I can understand people feeling sorry for him--up to a point. He does look like a schoolboy called before the principle with his parents there, having to explain playing hookey or cheating on an exam or selling pot or whatever.
Having studied and written about shame, I understand that some people would vicariously experience his shame. Hell, even though I deplore his lying (forget the book--he lied in every single interview anywhere and lied after the lies were exposed), I felt embarrassed for him.
However, saying he was ambushed is just crap. Does anyone think he expected a love fest when he went on? That Oprah called and said, "Hey, could you come back to the show for a bit of follow-up? I'll tell you what it's about when we get there--don't worry. It'll be fun!" Puh-leeze.
Frey paid the price of being dumped on in order to sell another couple hundred thousand copies, which he will, because if he wasn't famous before, he is now. And he'll be even more famous when Tom Cruise or Tom Hanks plays him in the movie.
And look where the news cycle went next: Did Oprah hit too hard?

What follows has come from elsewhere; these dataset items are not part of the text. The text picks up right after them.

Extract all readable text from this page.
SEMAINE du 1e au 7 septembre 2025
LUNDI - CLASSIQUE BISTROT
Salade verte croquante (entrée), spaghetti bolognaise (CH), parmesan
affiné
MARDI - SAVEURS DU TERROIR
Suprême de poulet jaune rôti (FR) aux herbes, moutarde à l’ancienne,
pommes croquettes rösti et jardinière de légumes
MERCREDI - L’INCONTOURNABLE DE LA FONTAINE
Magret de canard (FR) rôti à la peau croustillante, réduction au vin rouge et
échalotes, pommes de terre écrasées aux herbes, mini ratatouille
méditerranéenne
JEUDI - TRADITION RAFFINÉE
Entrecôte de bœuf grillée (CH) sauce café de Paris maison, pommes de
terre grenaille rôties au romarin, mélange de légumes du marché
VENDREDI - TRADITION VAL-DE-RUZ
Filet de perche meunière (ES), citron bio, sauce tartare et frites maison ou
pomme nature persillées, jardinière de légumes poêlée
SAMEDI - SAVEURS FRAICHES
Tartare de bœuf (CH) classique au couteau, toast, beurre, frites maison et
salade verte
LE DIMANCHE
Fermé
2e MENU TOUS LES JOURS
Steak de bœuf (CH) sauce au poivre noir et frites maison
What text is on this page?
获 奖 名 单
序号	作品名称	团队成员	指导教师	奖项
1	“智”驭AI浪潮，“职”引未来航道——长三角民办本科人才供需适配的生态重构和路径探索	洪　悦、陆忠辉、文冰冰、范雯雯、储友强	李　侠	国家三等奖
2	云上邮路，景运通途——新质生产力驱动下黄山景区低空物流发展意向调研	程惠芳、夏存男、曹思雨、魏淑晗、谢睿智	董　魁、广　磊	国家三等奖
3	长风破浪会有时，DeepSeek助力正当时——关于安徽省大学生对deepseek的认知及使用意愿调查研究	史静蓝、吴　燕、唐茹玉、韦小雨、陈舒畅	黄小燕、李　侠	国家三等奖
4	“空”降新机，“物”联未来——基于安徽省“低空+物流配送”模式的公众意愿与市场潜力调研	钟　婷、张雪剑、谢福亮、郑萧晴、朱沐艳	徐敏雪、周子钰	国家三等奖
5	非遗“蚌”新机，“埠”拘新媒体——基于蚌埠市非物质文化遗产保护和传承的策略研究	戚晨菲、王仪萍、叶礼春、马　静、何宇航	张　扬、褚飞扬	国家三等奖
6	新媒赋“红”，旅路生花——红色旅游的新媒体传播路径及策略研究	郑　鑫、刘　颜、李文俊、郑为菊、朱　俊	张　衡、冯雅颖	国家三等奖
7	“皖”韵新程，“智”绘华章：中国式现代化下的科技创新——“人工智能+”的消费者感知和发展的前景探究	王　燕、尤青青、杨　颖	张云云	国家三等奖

It doesn't get much sicker.
Forget feeling sorry for Frey, who did more than exaggerate or blur events: he flat out lied. Now, while he bathed in shame and humiliation for an hour, the firestorm about the book will keep sales going at an astronomical rate. It was an excellent investment of his time because tens of thousands of people who missed the book will now want to see what the scandal is about. And he is the perfect American anti-hero: he's been disgraced--can he find true redemption? Tune in tonight.
The real harm is deep. To save her butt, Oprah picked the revered Elie Wiesel's book Night as her next Book Club choice. She chose a Nobel Prize-winning author, but given the confusion over Wiesel's book (novel? autobiography? autobiographical novel?), she may end up casting doubt on the reality of the Holocaust itself. It's deeply disturbing that Wiesel's book will follow Frey's: the two may blur together for readers and non-readers, and fuel the Holocaust deniers: "See, Oprah picked one book full of lies, so how can we trust what's in the next one?"

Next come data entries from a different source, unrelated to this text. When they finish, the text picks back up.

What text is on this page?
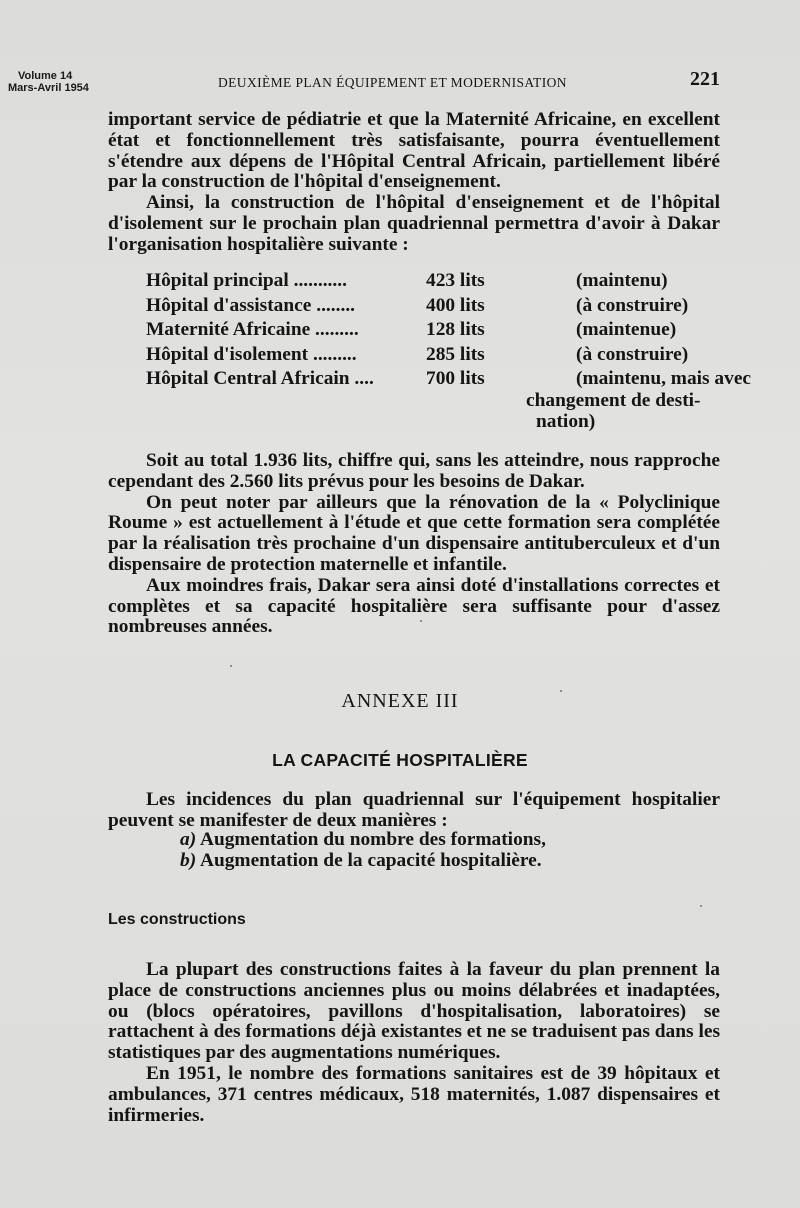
Volume 14
Mars-Avril 1954	DEUXIÈME PLAN ÉQUIPEMENT ET MODERNISATION	221

important service de pédiatrie et que la Maternité Africaine, en excellent état et fonctionnellement très satisfaisante, pourra éventuellement s'étendre aux dépens de l'Hôpital Central Africain, partiellement libéré par la construction de l'hôpital d'enseignement.

Ainsi, la construction de l'hôpital d'enseignement et de l'hôpital d'isolement sur le prochain plan quadriennal permettra d'avoir à Dakar l'organisation hospitalière suivante :

Hôpital principal ...........	423 lits	(maintenu)
Hôpital d'assistance ........	400 lits	(à construire)
Maternité Africaine .........	128 lits	(maintenue)
Hôpital d'isolement .........	285 lits	(à construire)
Hôpital Central Africain ....	700 lits	(maintenu, mais avec
changement de desti-
nation)

Soit au total 1.936 lits, chiffre qui, sans les atteindre, nous rapproche cependant des 2.560 lits prévus pour les besoins de Dakar.

On peut noter par ailleurs que la rénovation de la « Polyclinique Roume » est actuellement à l'étude et que cette formation sera complétée par la réalisation très prochaine d'un dispensaire antituberculeux et d'un dispensaire de protection maternelle et infantile.

Aux moindres frais, Dakar sera ainsi doté d'installations correctes et complètes et sa capacité hospitalière sera suffisante pour d'assez nombreuses années.

ANNEXE III
LA CAPACITÉ HOSPITALIÈRE

Les incidences du plan quadriennal sur l'équipement hospitalier peuvent se manifester de deux manières :

a) Augmentation du nombre des formations,
b) Augmentation de la capacité hospitalière.
Les constructions

La plupart des constructions faites à la faveur du plan prennent la place de constructions anciennes plus ou moins délabrées et inadaptées, ou (blocs opératoires, pavillons d'hospitalisation, laboratoires) se rattachent à des formations déjà existantes et ne se traduisent pas dans les statistiques par des augmentations numériques.

En 1951, le nombre des formations sanitaires est de 39 hôpitaux et ambulances, 371 centres médicaux, 518 maternités, 1.087 dispensaires et infirmeries.
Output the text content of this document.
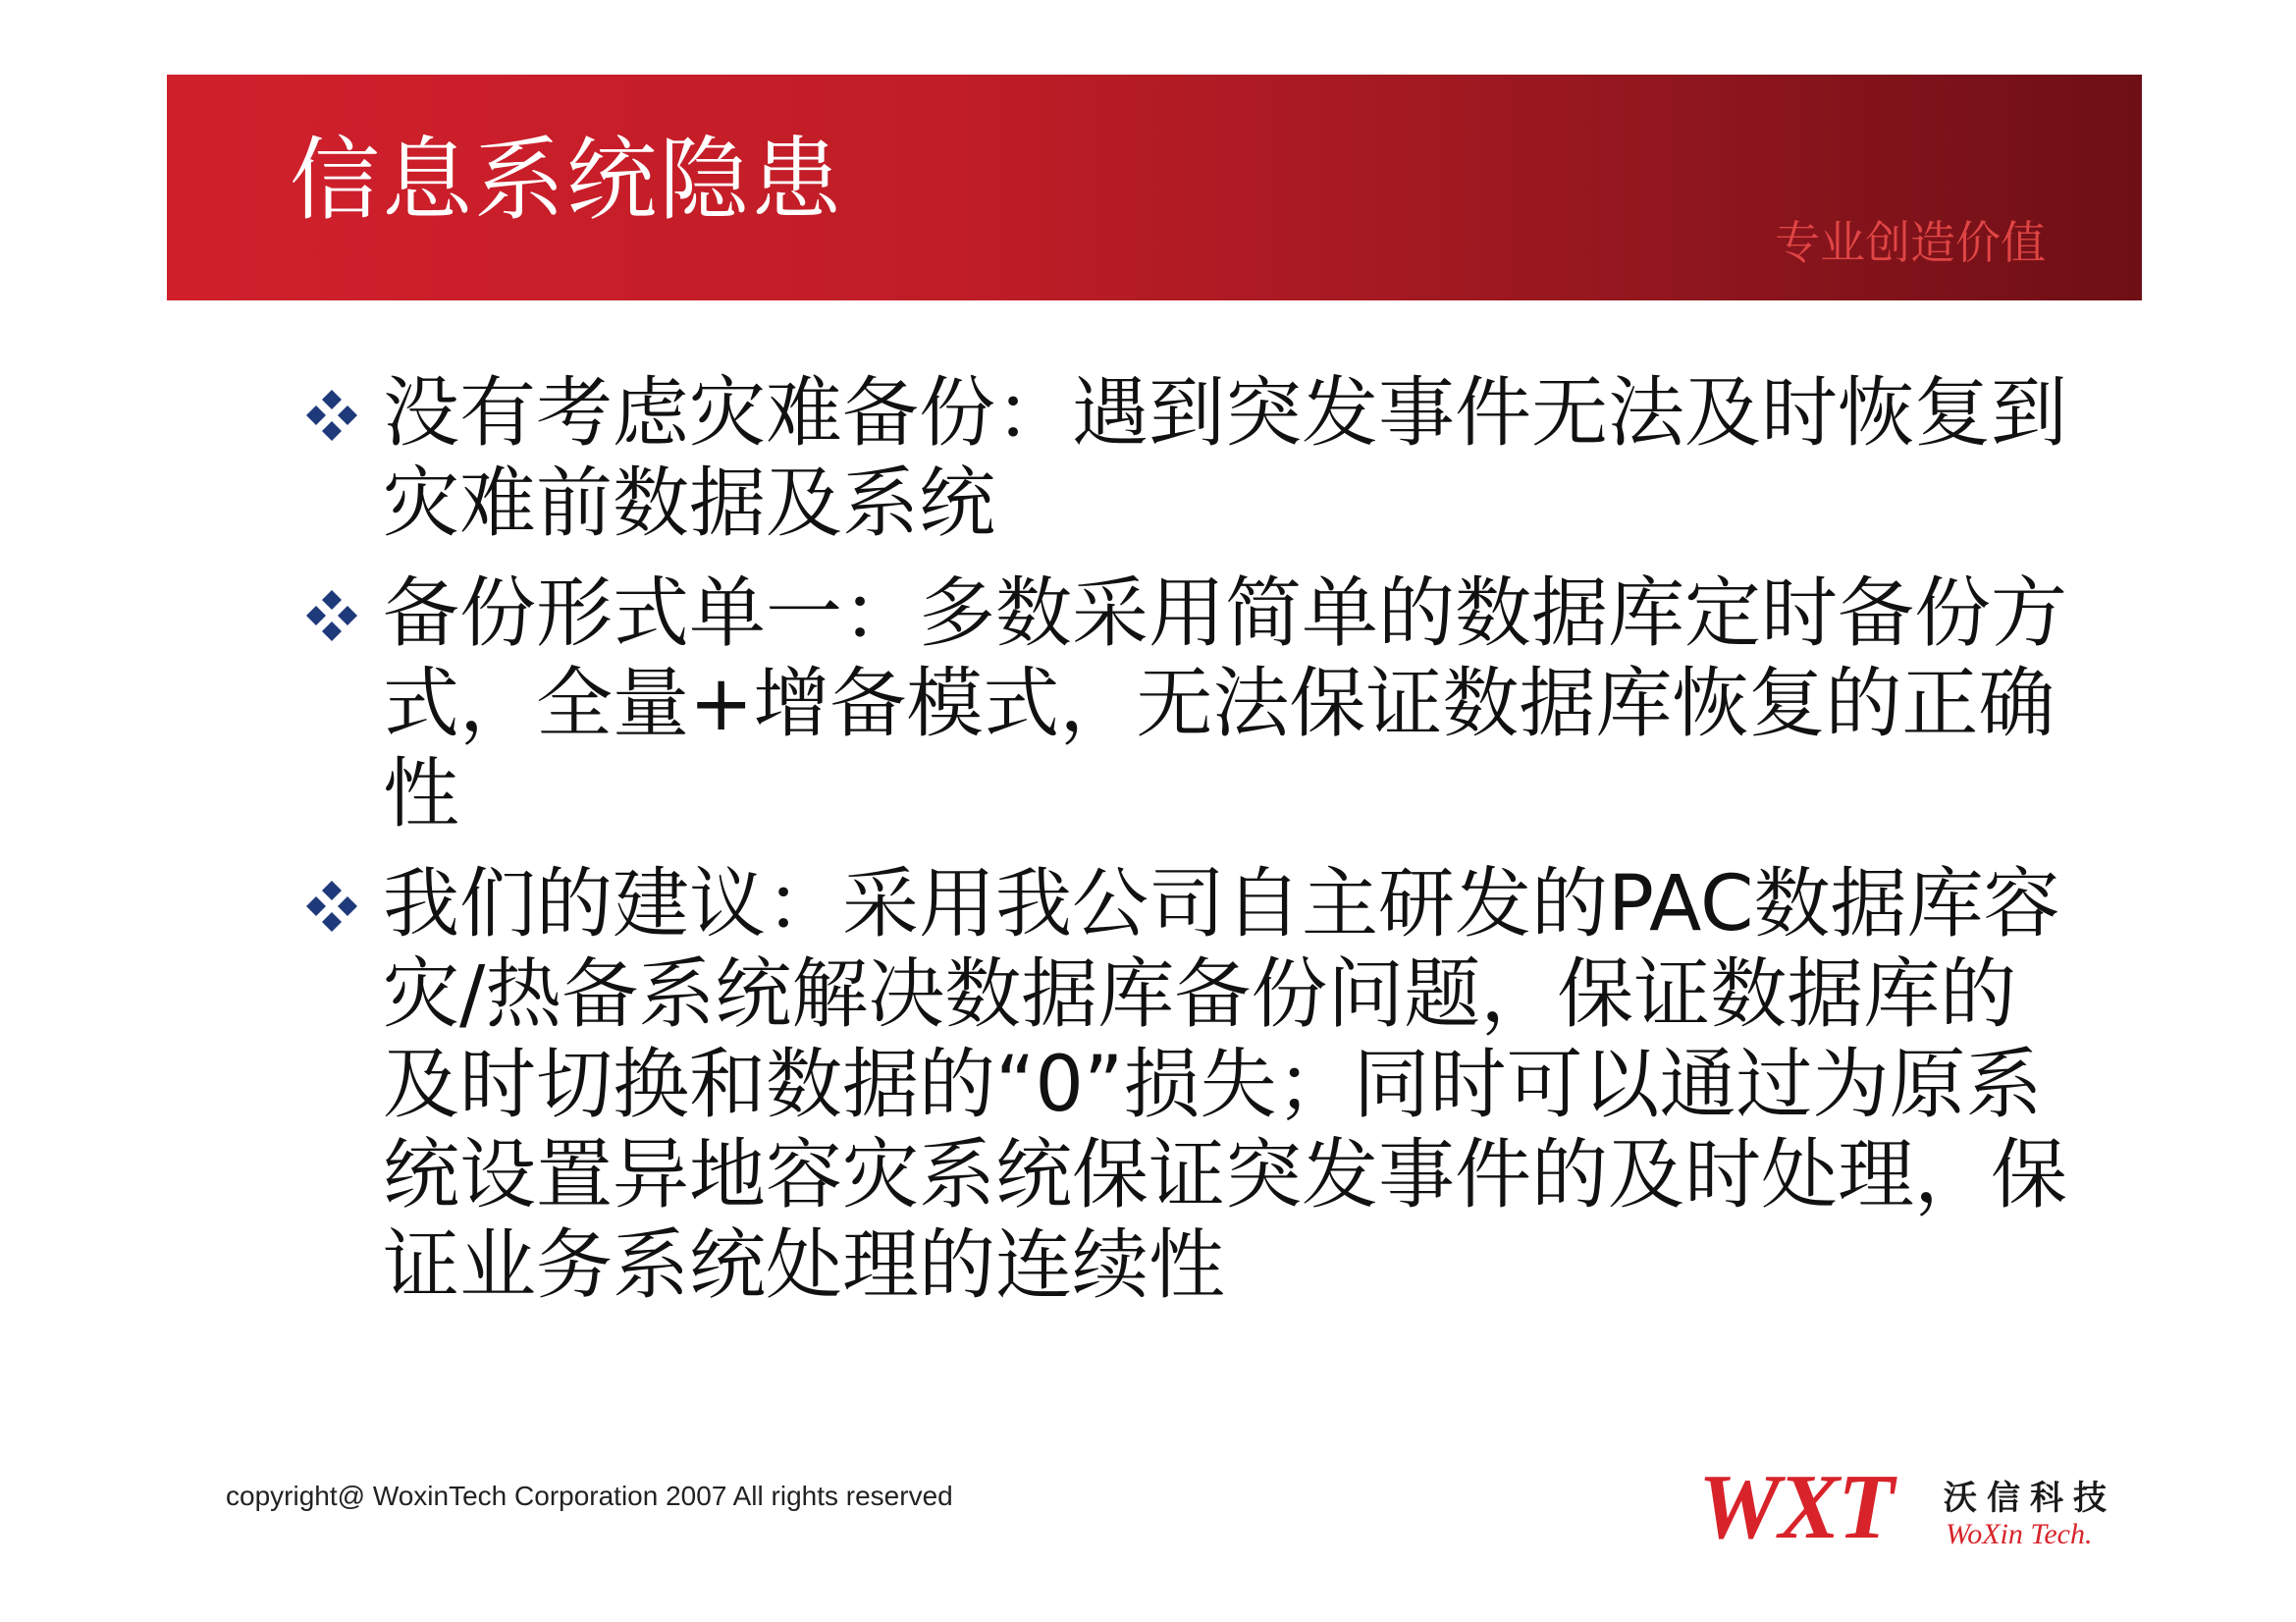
信息系统隐患
专业创造价值
没有考虑灾难备份：遇到突发事件无法及时恢复到灾难前数据及系统
备份形式单一：多数采用简单的数据库定时备份方式，全量+增备模式，无法保证数据库恢复的正确性
我们的建议：采用我公司自主研发的PAC数据库容灾/热备系统解决数据库备份问题，保证数据库的及时切换和数据的“0”损失；同时可以通过为原系统设置异地容灾系统保证突发事件的及时处理，保证业务系统处理的连续性
copyright@ WoxinTech Corporation 2007 All rights reserved	WXT 沃信科技
WoXin Tech.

I was nuts for 18th century fiction in college. Smollett, Fielding, Richardson, Sterne--though I confess Richardson was too serious for me. For years I felt like a cult member seeking others, and, say, finding out a new friend loved Humphrey Clinker was like reaching an oasis in the cultural/social desert. I've gone far afield within those authors: Peregrine Pickle, Ferdinand Count Fathom, et al. But Tristram Shandy is still a favorite and I've read it twice. His digressions circle around but he always gets to his strory, such as it is, sooner or later. Be assured! It's witty, deeply experimental (Jonathan Safran Foer rips off some of its devices, assuming correctly nobody's read the book), and a whole universe in itself, the way best fiction is. I found Sterne's humor very inspiring as my own writing career set off soon after college and enjoyed returning to him.
Having co-authored some books on shame, I think that addiction memoirs, like addiction itself, are rooted in shame. Frey presented an ultimate bathing in shame which many people found cathartic. He had hit rock bottom--vomit on flights, suicidal girlfriend, lying on the loor at Hazleden etc. etc. etc. But he supposedly came out of it.

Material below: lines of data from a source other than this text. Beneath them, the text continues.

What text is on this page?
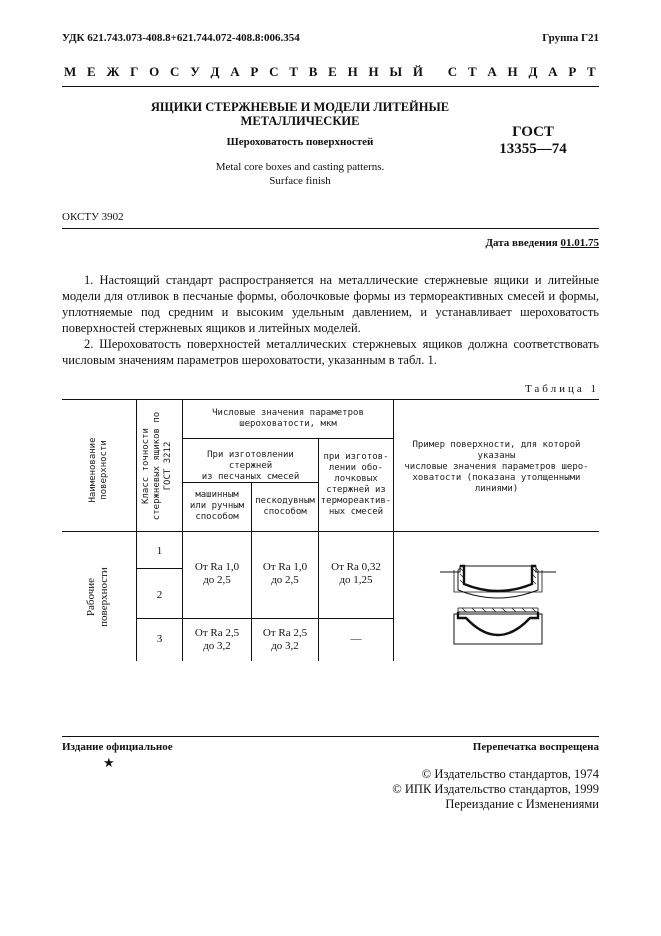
УДК 621.743.073-408.8+621.744.072-408.8:006.354	Группа Г21
М Е Ж Г О С У Д А Р С Т В Е Н Н Ы Й
С Т А Н Д А Р Т
ЯЩИКИ СТЕРЖНЕВЫЕ И МОДЕЛИ ЛИТЕЙНЫЕ
МЕТАЛЛИЧЕСКИЕ
Шероховатость поверхностей
Metal core boxes and casting patterns.
Surface finish
ГОСТ
13355—74
ОКСТУ 3902
Дата введения 01.01.75
1. Настоящий стандарт распространяется на металлические стержневые ящики и литейные модели для отливок в песчаные формы, оболочковые формы из термореактивных смесей и формы, уплотняемые под средним и высоким удельным давлением, и устанавливает шероховатость поверхностей стержневых ящиков и литейных моделей.
2. Шероховатость поверхностей металлических стержневых ящиков должна соответствовать числовым значениям параметров шероховатости, указанным в табл. 1.
Таблица 1
Наименование поверхности	Класс точности стержневых ящиков по ГОСТ 3212
Числовые значения параметров
шероховатости, мкм
При изготовлении стержней
из песчаных смесей
машинным
или ручным
способом
пескодувным
способом
при изготов-
лении обо-
лочковых
стержней из
термореактив-
ных смесей
Пример поверхности, для которой указаны
числовые значения параметров шеро-
ховатости (показана утолщенными
линиями)
Рабочие поверхности
1
2
3
От Ra 1,0
до 2,5
От Ra 1,0
до 2,5
От Ra 0,32
до 1,25
От Ra 2,5
до 3,2
От Ra 2,5
до 3,2
—
Издание официальное
★
Перепечатка воспрещена
© Издательство стандартов, 1974
© ИПК Издательство стандартов, 1999
Переиздание с Изменениями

However, Oprah felt shamed by her wholehearted endorsement not just of the book, but of the man under fire. So of course she struck back and had to publicly humiliate him. Also of course, the experience made some people ashamed, as Hillary Frey clearly is in her article. When you watch Hester Prynne with her scarlet "A," you may feel superior to her, but you may also feel equally flawed and exposed.
Despite all that, Oprah goofed. She had all the wrong guests on. She should have had memoir writers and people who edit 4th genre journals on talking about the nature of memoir. Now that would have been contentious, as opposed to a team tackle. Why? because there's a real split in the field between those who think the memoir should be like history--absolutely true to the facts--and those who belive it can only approximate them.
That's too subtle for Oprah, and would not have served her aim of shaming Frey for shaming her.